Und Gary, der hinter der Bar stand und Bier zapfte, versprach seinem Landsmann: »Wir düsen heut Nacht nach Arkadia, da kommst du schnell auf andere Gedanken.«
Der Australier ließ die Hände sinken. Ein Ausdruck stand ihm im Gesicht, der Männer über vierzig erbärmlich aussehen lässt. Schmerz, Zorn, Trauer ... es war der Ausdruck eines Gescheiterten, eine Mischung, die sich in die Falten frisst wie der rote Sand, wenn man im offenen Bakkie-Truck durch die Namib fährt. Von Beruf war der Kerl Schafzüchter auf einer Farm in Queensland, wo die Menschen noch ehrlich miteinander umgingen, wie er schluchzend erzählte. In Odessa war er betrogen worden. Von einer Frau, die er heiraten wollte.
Es ging dabei unter anderem um einen Pelzmantel. So viel verstand ich aus den Gesprächsfetzen, die ich verfolgte. Ein Pelzmantel, mitten im Hochsommer? Ich fragte nicht nach, denn ich wollte mir nicht die Blöße der Neugier geben. Langsam, wie um sein Scheitern mit Würde zu tragen, erhob sich der Australier von der Couch, nahm seinen Koffer, nickte Good-bye und schritt zur Tür hinaus. Die Zurückgebliebenen schwiegen betroffen. Schließlich räusperte sich einer der Amerikaner. Er hieß Charles Spretzer, kam aus Hollywood und war Scheidungsanwalt. Ich erinnere mich gut an sein Äußeres. Schwarzer Bürstenhaarschnitt, mit Haarverpflanzungen füllig gehalten, das Gesicht rosig gespritzt und so stark geliftet, dass es androgyn und maskenhaft wirkte. Ein bisschen wie Tony Curtis in späten Jahren. Spretzer trug immer ein leichtes Jackett, Leinenhosen und Slippers, und einmal beobachtete ich durch die offene Tür zum Dingo, wie er mit freiem Oberkörper am Gestell seines Doppelstockbetts hing und Bauchpressen machte. Im Kühlschrank in der Küche bewahrte er Botoxspritzen auf, und sein Passport-Alter, wie er es nannte, hielt er geheim, denn es hatte mit seinem gefühlten Alter angeblich nicht das Geringste zu tun.

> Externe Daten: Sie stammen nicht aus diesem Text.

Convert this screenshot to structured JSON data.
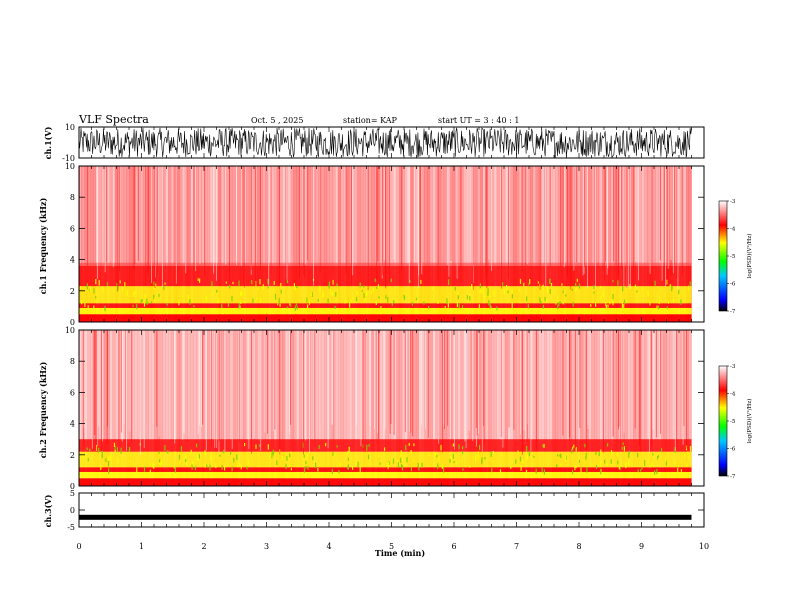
{
  "header": {
    "title": "VLF Spectra",
    "date": "Oct. 5  , 2025",
    "station": "station= KAP",
    "start": "start  UT  =   3  : 40 : 1"
  },
  "chart_data": [
    {
      "type": "line",
      "name": "ch1-waveform",
      "ylabel": "ch.1(V)",
      "ylim": [
        -10,
        10
      ],
      "yticks": [
        "10",
        "-10"
      ],
      "xlim": [
        0,
        10
      ]
    },
    {
      "type": "heatmap",
      "name": "ch1-spectrogram",
      "ylabel": "ch.1\nFrequency (kHz)",
      "ylim": [
        0,
        10
      ],
      "yticks": [
        "0",
        "2",
        "4",
        "6",
        "8",
        "10"
      ],
      "xlim": [
        0,
        10
      ],
      "data_end_min": 9.8,
      "colorbar": {
        "label": "log(PSD)(V²/Hz)",
        "range": [
          -7,
          -3
        ],
        "ticks": [
          "-3",
          "-4",
          "-5",
          "-6",
          "-7"
        ]
      }
    },
    {
      "type": "heatmap",
      "name": "ch2-spectrogram",
      "ylabel": "ch.2\nFrequency (kHz)",
      "ylim": [
        0,
        10
      ],
      "yticks": [
        "0",
        "2",
        "4",
        "6",
        "8",
        "10"
      ],
      "xlim": [
        0,
        10
      ],
      "data_end_min": 9.8,
      "colorbar": {
        "label": "log(PSD)(V²/Hz)",
        "range": [
          -7,
          -3
        ],
        "ticks": [
          "-3",
          "-4",
          "-5",
          "-6",
          "-7"
        ]
      }
    },
    {
      "type": "line",
      "name": "ch3-waveform",
      "ylabel": "ch.3(V)",
      "ylim": [
        -5,
        5
      ],
      "yticks": [
        "5",
        "0",
        "-5"
      ],
      "xlim": [
        0,
        10
      ],
      "baseline_v": -2
    }
  ],
  "xaxis": {
    "label": "Time (min)",
    "ticks": [
      "0",
      "1",
      "2",
      "3",
      "4",
      "5",
      "6",
      "7",
      "8",
      "9",
      "10"
    ]
  },
  "colors": {
    "background": "#ffffff",
    "axis": "#000000",
    "spectrogram_high": "#ff0000",
    "spectrogram_mid": "#ffff00",
    "spectrogram_low": "#00cc00"
  }
}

An jenem Abend, als der Australier so plötzlich abgereist war, dozierte Spretzer vor versammelter Mannschaft über die Gräben in der Mentalität zwischen bestimmten Menschen. Ein simpler Schafscherer, sagte er, musste es von vornherein schwer haben in einer kultivierten Stadt wie Odessa. Vor allem, wenn er geistreichen Ladys begegne, zu denen seine Pelzmantelfreundin mit Sicherheit gehört habe. Löckchen-Rob aus Kentucky, die Nummer zwei in der informellen Hostelhierarchie, stimmte dem zu, gab aber der Heiratsagentur eine Teilschuld. Sie habe dem Aussie die falsche Frau vermittelt, so einfach sei das.
Als Nächstes meldete sich ein gewisser Stevie aus Ohio zu Wort, der daheim noch bei seiner Mutter wohnte.